Menurut Widiya yang baru mengenal seni kentrung belakangan ini tertarik karena naskah cerita boleh di kreasikan sesuai dengan tema anak muda zaman sekarang. Sedangkan Zahwa dan Reva, mengatakan hal yang sama dan ingin mengenalkan seni kentrung di kalangan anak muda yang kini sudah mudah mengakses informasi melalui kanal-kanal media daring sosial. Sebab, seni kentrung semula merupakan seni tutur, tapi jika dikemas dengan konstenisasi atau mungkin dengan kreasi sesuai perkembangan zaman, seni kentrung jepara akan bergeliat kembali. Hal itu diungkap oleh Ki Sugiyarto selaku pelatih kentrung tiga putri.

Senada dengan hal itu, Kepala SMK N 1 Kedung Sunarti, S.Pd, M.Pd, melalui M Arief Gunawan, S.Pd, selaku pembina ekstrakurikuler Teater Amongjiwo (SMK N 1 Kedung) mengungkapkan bahwa fihaknya selalu mendukung serta memotivasi setiap siswanya yang memiliki potensi di bidang seni budaya sesuai minat dan bakatnya.
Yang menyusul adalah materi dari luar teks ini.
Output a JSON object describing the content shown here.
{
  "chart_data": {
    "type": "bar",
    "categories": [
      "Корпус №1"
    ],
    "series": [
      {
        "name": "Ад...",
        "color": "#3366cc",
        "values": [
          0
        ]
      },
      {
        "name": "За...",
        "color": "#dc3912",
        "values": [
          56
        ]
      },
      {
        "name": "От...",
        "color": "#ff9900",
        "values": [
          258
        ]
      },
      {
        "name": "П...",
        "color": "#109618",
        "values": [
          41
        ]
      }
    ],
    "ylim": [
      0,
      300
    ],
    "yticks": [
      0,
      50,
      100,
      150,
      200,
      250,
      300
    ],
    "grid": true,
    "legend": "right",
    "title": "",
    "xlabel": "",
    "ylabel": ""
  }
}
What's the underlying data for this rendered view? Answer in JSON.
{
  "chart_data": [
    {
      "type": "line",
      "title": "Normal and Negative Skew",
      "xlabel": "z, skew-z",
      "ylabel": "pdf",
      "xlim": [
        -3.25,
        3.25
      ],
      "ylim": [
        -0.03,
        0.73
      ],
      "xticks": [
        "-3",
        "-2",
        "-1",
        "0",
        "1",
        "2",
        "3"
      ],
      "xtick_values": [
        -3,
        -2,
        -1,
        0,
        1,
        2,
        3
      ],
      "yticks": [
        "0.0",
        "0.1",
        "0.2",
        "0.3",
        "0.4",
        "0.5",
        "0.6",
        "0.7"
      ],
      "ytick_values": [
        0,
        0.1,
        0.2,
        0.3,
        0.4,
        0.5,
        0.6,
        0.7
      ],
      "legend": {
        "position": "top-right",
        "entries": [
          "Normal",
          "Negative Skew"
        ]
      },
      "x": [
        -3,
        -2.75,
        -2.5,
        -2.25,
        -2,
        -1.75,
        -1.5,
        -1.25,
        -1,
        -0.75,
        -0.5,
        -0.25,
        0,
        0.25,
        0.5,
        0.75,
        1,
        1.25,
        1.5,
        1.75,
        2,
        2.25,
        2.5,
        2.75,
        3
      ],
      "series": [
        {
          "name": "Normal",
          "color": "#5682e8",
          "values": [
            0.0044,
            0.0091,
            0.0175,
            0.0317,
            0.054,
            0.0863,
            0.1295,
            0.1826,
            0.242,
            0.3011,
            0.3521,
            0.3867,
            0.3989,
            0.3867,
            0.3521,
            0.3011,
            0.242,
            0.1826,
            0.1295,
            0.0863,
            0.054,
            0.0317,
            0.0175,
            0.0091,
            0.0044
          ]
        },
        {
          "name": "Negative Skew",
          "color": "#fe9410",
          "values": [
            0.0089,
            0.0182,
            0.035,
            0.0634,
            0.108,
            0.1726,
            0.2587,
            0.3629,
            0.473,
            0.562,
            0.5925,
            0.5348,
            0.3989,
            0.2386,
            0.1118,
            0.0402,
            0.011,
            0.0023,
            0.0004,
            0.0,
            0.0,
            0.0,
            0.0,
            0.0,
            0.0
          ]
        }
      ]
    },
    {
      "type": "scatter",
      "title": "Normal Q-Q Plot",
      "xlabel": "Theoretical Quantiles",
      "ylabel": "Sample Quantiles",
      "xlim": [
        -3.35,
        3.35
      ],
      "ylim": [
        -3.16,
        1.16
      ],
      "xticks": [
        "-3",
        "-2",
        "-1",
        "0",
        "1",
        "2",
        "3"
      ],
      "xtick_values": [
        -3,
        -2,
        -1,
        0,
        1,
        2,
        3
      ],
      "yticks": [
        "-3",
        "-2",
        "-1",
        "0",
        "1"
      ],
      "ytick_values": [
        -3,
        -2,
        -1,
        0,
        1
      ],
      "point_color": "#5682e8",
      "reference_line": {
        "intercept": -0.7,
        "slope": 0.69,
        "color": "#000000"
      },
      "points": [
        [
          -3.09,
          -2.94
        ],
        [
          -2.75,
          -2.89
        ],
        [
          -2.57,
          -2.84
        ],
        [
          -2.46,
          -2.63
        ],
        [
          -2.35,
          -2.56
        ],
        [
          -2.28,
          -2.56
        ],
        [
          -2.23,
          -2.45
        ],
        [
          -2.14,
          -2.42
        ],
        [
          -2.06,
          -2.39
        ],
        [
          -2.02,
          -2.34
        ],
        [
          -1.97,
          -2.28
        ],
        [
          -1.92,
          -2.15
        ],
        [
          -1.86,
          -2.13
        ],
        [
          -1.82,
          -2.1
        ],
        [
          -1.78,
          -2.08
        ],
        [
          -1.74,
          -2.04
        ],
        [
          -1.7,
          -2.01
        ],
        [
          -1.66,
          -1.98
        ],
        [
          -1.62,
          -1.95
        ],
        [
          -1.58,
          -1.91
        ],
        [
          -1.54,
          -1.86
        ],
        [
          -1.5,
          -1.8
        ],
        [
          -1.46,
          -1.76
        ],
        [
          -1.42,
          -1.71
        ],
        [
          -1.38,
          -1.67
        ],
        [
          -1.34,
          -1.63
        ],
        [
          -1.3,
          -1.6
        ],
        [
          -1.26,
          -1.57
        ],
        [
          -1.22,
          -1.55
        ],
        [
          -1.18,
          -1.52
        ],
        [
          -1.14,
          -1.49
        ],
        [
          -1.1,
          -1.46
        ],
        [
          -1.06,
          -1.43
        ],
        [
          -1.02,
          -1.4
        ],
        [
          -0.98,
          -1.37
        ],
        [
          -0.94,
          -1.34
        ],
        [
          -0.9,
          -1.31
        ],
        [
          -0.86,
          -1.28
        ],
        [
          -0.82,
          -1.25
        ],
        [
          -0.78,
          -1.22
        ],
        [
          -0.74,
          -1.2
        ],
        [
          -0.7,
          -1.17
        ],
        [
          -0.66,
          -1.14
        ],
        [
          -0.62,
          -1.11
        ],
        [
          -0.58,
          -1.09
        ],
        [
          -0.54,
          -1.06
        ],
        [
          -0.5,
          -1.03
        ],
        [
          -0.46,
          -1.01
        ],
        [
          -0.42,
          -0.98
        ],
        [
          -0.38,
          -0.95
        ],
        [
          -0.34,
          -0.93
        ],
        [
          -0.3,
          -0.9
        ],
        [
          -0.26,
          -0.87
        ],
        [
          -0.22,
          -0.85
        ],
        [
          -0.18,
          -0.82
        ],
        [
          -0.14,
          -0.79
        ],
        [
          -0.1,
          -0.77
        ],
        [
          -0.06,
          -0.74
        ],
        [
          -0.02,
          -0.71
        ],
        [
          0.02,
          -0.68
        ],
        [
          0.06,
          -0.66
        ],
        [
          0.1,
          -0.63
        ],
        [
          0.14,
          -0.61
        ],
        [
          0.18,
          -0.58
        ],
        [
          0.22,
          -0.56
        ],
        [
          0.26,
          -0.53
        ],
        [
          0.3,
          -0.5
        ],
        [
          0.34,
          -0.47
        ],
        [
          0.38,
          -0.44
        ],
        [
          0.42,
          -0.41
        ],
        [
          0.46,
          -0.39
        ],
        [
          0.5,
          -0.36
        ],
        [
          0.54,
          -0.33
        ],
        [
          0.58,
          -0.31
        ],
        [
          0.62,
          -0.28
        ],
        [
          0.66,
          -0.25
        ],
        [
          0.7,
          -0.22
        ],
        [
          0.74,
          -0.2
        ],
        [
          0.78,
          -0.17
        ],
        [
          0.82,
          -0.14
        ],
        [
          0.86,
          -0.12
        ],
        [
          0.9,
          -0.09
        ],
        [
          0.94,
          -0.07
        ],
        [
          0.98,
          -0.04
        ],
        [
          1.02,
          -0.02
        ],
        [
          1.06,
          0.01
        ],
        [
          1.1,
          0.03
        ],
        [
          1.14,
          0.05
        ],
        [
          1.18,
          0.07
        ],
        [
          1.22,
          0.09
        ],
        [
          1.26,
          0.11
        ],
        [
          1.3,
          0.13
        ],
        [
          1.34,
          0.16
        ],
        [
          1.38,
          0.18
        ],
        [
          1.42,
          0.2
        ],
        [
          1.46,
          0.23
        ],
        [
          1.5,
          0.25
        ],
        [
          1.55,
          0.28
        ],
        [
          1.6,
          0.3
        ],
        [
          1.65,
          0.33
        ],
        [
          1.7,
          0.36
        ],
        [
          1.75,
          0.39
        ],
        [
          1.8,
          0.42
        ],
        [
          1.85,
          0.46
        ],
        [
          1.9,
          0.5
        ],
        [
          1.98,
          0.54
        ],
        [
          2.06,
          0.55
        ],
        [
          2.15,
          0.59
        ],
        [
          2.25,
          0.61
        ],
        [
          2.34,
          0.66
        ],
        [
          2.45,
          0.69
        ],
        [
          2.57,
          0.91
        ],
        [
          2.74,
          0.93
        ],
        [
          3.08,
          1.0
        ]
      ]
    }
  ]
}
“Tentu, kami mendukung agar anak-anak didik kami selalu bisa mengenal potensi yang ada dalam dirinya, dan mengembangkannya. Apalagi ini di seni kentrung sebagai seni tutur yang berkembang di Jepara. Hal ini juga menjadi salah satu partisipasi kami untuk selalu turut berperan dalam mengembangkan dan melestarikan kesenian di Jepara,” tuturnya.
Lia Supardianik mengungkapkan bahwa seni kentrung di Jepara kini sudah menjadi Warisan Budaya Takbenda yang ditetapkan oleh Kementrian Pendidikan dan Kebudayaan RI di tahun 2023. “Seni Kentrung Jepara kini sudah menjadi warisan budaya tak benda yang di tetapkan sejak 2023 lalu.
Oleh karena itu, setiap kali ada kesempatan kesenian kentrung diharapkan memiliki kesempatan untuk ditampilkan di Jepara. Kiini kesempatan itu kami hadirkan di Hari Kartini ini dengan pengentrung tiga putri implikasi dari Patung tiga tokoh wanita yaitu Ratu Shima, Ratu Kalinyamat, dan RA Kartini,” jelasnya.
Salah satunya ialah adanya Festival Kentrung Jepara yang dimulai tahun lalu, dikhususnya untuk pelajar dengan tujuan meregenerasi sekaligus memberi ruang berkembangnya seni kentrung di tengah perkembangan seni budaya populer yang kian marak.